In my view, given the significant restrictions that had been identified by specialists through the WSIB, it was reasonable for the respondent to require more detailed information from the applicant before it considered her for the MRI Technologist position. Specifically, it was reasonable for the respondent to require more than a short script note from the applicant’s family doctor to remove these restrictions completely. This is particularly the case as, unlike the applicant’s position as an MRI clerk, the MRI Technologist position involved a greater need for movement and carried risks in terms of patient safety.

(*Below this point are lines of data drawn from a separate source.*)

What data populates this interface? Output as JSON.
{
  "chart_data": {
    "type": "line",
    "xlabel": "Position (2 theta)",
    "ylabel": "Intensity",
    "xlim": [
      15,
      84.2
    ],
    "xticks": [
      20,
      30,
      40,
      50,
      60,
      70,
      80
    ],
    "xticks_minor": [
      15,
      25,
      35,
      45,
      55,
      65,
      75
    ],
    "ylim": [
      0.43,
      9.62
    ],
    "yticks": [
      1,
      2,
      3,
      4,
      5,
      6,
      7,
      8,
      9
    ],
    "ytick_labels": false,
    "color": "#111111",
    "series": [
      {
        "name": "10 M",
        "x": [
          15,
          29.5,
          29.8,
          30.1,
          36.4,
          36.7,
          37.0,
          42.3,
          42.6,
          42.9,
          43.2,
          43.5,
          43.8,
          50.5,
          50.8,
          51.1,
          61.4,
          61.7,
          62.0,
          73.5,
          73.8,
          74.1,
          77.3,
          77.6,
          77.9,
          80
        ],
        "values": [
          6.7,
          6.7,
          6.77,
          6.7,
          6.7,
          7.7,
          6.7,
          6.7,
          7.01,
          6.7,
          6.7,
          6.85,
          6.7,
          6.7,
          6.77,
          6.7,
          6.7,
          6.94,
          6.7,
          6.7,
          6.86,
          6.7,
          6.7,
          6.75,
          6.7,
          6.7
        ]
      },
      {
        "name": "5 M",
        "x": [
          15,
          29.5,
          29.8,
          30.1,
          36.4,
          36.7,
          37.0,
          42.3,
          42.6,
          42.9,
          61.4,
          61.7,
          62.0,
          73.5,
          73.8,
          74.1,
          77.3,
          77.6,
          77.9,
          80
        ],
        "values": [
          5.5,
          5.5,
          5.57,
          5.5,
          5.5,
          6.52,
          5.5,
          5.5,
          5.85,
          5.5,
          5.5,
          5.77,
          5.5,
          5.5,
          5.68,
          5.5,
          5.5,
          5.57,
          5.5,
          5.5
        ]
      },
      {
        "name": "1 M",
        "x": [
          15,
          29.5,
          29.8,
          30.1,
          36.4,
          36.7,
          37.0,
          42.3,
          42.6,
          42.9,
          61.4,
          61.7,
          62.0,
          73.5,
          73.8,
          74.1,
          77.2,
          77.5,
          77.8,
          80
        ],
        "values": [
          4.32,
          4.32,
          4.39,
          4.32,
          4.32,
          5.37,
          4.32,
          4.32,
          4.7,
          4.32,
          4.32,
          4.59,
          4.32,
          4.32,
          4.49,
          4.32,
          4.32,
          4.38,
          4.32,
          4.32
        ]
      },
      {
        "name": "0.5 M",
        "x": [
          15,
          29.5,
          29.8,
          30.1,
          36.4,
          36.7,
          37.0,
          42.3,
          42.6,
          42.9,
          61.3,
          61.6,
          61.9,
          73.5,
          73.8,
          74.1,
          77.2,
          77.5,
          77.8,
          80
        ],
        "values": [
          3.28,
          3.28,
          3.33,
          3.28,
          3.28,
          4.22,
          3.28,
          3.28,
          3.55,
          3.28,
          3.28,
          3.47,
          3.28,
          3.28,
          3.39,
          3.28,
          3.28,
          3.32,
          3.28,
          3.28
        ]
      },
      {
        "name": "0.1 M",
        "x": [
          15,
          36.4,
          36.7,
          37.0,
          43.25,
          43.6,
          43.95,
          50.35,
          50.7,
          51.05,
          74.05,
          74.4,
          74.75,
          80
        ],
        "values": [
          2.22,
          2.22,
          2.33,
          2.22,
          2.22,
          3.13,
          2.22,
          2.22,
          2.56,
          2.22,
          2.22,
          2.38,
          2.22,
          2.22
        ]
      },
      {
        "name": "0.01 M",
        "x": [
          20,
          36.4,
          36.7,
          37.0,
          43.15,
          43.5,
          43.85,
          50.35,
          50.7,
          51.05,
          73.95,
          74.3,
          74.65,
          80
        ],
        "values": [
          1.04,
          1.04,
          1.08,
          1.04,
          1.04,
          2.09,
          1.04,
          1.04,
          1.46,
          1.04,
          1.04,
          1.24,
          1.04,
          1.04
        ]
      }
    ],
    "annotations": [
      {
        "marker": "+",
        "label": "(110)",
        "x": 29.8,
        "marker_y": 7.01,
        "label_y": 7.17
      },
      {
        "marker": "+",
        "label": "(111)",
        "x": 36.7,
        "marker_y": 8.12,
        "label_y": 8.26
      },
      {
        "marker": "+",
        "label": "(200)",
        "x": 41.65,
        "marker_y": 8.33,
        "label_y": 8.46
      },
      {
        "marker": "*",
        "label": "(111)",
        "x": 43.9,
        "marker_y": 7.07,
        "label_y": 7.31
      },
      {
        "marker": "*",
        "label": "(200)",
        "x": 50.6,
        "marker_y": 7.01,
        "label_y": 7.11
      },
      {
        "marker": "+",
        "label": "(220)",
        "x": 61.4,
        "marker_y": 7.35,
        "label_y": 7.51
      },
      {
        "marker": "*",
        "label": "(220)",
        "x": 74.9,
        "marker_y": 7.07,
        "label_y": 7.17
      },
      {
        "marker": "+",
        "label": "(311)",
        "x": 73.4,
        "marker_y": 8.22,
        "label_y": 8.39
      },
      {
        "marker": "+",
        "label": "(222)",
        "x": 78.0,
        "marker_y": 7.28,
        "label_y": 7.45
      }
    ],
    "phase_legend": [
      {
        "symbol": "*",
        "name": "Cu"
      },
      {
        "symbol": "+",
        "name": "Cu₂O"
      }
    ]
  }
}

However, I find that it was unreasonable for the respondents to insist that the applicant seek a reassessment of her NEL [loss of earnings] award before it would consider her for the position … [T]here is no provision in the WSIA that contemplates such a reassessment in cases where a worker’s condition improves. The only provision dealing with NEL reassessments (S. 47(9)) provides that workers may request a reassessment to increase their NEL award if their physical condition deteriorates.
Given that the employer’s demand for more medical information was upheld as being reasonable, and that the employee had voluntarily resigned to take employment elsewhere, damages to compensate for breach of the Code were limited to $2,000.
An employer’s entitlement to demand that an employee provide medical information is considered throughout Chapter 7 (Medical Certificates) and Chapter 8 (Employer-Directed Medical Examinations) of the Illness and Absenteeism manual. The reasonableness of an employer’s demand, in the context of being able to perform enhanced job functions, is specifically considered in section 8:203 of the manual, commencing at page 175.